I was thinking something more like 6x AA-sized cells wrapped into two bundles to make a trianglular core for the grip. That would get around 18-20V of juice.
All that fancy electronics and OLED. Programmable temperature curves? LOL, no. Replace that with a buck converter and charging IC for the integral battery, so it can charge with a USB cord that I CAN lose as many as I want. And for controller, simple temp regulation +- 10 degrees or so is fine. A thermocouple in the tip, a couple opamps, a comparator, a pot, and a mosfet.

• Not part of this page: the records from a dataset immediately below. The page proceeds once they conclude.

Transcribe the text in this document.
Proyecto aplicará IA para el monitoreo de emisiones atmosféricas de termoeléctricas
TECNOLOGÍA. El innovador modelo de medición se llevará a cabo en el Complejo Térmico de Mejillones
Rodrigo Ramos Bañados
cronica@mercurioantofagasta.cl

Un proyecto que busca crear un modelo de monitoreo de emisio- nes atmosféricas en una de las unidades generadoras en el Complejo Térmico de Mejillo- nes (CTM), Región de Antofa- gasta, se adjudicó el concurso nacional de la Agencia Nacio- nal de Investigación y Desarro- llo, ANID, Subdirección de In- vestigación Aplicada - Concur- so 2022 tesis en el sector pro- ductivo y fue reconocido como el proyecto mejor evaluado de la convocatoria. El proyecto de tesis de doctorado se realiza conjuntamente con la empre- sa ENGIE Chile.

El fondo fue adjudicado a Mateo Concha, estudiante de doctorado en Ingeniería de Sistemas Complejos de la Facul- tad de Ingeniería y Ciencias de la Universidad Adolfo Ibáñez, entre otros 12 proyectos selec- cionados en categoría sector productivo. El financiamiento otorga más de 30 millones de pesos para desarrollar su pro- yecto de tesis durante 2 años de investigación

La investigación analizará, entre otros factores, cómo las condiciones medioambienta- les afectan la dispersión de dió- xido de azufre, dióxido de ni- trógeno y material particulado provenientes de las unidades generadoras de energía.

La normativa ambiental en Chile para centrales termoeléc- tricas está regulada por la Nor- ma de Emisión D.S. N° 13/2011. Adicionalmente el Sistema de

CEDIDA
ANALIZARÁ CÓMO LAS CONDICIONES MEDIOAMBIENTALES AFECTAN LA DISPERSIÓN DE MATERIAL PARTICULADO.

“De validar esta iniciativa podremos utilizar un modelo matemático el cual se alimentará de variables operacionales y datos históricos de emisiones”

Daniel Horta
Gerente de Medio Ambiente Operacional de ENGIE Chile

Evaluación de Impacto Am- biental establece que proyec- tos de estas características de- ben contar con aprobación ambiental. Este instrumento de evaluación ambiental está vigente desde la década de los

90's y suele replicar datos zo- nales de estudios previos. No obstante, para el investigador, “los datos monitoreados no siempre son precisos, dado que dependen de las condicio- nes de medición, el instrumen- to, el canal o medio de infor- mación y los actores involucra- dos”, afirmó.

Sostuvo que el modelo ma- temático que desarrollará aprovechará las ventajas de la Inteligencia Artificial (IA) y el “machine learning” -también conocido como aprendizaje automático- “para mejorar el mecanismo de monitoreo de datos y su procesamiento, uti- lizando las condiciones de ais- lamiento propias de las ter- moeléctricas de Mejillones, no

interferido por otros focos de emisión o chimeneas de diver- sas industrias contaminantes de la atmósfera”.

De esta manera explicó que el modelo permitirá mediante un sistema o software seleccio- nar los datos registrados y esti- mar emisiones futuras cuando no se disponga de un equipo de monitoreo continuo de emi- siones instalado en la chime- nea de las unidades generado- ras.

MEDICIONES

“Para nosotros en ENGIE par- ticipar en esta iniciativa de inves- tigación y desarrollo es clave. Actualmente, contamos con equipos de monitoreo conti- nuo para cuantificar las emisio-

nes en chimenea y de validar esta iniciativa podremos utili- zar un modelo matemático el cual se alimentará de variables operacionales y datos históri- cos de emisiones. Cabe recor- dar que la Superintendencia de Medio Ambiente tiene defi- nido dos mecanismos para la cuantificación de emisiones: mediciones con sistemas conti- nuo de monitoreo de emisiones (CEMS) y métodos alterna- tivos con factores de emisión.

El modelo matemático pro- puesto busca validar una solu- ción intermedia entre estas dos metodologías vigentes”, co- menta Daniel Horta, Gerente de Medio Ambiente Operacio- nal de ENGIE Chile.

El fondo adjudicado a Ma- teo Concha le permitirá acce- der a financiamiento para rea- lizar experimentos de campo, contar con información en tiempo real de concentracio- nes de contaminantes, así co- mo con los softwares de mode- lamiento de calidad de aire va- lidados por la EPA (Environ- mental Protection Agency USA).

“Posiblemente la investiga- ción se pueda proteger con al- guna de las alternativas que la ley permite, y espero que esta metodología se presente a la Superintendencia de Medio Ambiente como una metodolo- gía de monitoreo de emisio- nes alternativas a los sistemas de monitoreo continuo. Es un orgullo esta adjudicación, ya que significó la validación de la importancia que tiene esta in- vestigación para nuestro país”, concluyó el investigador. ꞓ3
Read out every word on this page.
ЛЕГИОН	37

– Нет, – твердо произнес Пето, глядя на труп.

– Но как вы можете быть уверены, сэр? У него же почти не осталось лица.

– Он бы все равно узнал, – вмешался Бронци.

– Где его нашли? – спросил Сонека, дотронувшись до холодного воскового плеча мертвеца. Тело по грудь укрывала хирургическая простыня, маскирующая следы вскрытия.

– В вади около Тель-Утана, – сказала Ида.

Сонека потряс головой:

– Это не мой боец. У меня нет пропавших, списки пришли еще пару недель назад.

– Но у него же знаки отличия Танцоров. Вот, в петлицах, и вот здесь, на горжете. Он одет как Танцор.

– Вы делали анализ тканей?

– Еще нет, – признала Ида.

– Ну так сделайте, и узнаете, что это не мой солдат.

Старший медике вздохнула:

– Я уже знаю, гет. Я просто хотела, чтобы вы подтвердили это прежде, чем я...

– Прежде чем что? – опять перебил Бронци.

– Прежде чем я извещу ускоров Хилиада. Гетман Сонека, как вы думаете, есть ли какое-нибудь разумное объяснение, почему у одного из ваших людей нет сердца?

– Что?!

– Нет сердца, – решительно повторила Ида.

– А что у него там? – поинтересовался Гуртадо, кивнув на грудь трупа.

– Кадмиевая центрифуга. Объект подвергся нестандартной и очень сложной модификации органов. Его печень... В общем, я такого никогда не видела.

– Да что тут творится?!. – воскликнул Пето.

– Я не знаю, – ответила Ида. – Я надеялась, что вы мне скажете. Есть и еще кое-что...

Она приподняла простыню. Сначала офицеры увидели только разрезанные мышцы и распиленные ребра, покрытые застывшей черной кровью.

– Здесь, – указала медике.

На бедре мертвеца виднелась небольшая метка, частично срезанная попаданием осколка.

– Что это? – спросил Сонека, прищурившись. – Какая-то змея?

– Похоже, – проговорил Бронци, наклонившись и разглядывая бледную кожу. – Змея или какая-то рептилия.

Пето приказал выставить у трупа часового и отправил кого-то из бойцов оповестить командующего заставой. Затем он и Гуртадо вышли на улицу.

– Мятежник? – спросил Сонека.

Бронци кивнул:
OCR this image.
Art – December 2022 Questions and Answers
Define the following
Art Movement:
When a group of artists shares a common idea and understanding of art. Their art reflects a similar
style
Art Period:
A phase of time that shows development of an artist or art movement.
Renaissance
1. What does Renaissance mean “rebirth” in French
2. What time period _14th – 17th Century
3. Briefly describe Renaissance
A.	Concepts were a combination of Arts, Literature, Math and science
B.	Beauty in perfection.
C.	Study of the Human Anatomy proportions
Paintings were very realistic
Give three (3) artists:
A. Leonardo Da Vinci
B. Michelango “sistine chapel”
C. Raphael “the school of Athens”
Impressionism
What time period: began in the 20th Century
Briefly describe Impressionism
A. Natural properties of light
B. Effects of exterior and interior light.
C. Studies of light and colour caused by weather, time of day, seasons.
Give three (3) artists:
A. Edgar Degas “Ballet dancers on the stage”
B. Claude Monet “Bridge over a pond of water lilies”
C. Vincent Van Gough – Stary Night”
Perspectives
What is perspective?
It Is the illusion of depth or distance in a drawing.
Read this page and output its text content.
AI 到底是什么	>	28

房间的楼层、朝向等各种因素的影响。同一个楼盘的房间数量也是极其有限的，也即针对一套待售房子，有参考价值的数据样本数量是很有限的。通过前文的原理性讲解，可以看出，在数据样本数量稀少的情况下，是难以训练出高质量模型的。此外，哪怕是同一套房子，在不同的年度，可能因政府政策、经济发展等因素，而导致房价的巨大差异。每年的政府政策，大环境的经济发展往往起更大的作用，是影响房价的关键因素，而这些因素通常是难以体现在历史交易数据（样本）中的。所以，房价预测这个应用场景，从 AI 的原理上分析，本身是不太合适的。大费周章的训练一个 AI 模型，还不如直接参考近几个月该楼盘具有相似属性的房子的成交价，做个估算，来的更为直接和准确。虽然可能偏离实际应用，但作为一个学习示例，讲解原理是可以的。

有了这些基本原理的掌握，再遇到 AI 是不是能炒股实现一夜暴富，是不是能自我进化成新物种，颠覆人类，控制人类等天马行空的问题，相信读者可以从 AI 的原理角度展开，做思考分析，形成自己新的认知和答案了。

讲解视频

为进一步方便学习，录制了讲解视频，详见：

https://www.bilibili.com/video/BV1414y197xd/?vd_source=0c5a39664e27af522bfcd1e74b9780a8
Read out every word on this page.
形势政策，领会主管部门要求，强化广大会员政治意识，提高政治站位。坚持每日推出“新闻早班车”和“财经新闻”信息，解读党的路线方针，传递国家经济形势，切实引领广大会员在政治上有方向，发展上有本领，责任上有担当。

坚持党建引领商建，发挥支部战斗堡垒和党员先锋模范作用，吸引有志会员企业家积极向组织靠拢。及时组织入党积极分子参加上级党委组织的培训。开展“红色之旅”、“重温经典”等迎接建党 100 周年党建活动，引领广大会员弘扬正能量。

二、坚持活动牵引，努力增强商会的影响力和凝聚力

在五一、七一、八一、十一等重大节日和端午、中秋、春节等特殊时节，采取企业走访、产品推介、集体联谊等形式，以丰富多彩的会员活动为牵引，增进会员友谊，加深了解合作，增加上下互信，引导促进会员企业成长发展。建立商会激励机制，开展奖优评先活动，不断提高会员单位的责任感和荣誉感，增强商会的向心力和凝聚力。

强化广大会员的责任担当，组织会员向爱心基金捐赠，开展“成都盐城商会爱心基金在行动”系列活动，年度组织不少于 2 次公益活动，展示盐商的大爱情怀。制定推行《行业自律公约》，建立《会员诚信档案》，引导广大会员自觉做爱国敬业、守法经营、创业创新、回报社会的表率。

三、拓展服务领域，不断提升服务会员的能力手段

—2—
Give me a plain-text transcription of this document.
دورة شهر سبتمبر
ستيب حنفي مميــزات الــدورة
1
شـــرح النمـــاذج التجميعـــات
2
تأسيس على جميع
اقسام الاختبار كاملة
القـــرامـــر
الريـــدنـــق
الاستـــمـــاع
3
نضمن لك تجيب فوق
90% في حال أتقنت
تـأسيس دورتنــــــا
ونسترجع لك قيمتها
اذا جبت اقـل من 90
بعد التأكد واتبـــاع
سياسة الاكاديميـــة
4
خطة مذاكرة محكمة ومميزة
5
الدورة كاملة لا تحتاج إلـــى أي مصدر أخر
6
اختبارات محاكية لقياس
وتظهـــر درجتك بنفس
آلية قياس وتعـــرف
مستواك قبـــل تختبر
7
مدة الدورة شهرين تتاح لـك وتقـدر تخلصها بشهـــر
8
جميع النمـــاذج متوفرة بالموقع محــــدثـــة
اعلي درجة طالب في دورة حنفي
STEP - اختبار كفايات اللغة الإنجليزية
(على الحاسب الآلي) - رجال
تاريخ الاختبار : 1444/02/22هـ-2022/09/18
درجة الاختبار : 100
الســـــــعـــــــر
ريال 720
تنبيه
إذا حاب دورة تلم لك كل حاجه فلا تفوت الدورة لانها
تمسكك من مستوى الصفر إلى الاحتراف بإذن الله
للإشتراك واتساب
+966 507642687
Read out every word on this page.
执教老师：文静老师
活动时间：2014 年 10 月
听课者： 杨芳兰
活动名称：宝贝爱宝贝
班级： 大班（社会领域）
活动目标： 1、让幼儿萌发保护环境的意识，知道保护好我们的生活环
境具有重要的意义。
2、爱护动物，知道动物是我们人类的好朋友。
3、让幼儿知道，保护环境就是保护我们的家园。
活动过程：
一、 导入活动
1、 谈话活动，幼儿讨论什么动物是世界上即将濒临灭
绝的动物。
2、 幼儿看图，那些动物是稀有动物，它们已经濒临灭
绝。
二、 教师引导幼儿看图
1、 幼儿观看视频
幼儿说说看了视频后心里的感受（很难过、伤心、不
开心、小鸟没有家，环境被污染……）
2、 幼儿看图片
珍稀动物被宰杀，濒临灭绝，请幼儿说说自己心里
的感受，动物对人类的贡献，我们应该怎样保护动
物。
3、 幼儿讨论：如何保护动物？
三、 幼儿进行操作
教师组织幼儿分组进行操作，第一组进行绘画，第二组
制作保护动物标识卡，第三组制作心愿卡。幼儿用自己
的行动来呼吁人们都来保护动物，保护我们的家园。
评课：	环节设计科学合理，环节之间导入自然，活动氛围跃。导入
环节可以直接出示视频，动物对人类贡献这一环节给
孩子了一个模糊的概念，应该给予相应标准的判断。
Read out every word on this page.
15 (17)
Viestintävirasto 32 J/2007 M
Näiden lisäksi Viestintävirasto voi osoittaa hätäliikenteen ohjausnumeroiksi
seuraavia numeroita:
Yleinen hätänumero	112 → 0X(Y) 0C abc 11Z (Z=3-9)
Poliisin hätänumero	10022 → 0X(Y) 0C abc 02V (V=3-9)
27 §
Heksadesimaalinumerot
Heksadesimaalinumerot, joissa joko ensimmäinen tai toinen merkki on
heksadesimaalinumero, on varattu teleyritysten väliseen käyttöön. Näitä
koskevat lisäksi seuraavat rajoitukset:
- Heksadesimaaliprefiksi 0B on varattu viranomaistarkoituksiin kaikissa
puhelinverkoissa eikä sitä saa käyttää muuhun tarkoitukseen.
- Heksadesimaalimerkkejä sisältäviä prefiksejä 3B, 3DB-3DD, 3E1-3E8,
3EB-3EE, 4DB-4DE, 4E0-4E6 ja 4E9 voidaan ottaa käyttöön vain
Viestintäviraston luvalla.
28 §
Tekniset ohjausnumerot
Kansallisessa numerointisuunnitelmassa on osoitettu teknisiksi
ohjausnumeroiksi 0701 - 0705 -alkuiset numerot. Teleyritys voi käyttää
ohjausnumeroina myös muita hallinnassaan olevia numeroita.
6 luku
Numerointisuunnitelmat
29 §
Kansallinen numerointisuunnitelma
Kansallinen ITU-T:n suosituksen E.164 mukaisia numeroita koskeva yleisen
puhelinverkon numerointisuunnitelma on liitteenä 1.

Controls: on/off switch and a knob; don't even need degree markings, just a dial indicator and a scale from 1-10. I don't want to hold a button for X seconds to start up and shutdown or to cycle thru menus, or to use a touch capacitive control to slide the temp up/down. And I don't want a soldering iron to give me warning messages thru an OLED. If I can't tell my iron is malfunctioning, then it's working fine. If the iron knows the iron is too hot, then it can switch off the heater like it's supposed to and keep that info to itself.
Better yet, instead of using a 24V heater element designed for a bench station, how about a design made to run off 6-7V at high current. Run from 2x high output 18650 cells. It doesn't matter if it lasts 10 minutes, because you're probably using this kind of iron to fix something, not to assemble a board. Manufacturing a heater and tip is the hard part, though.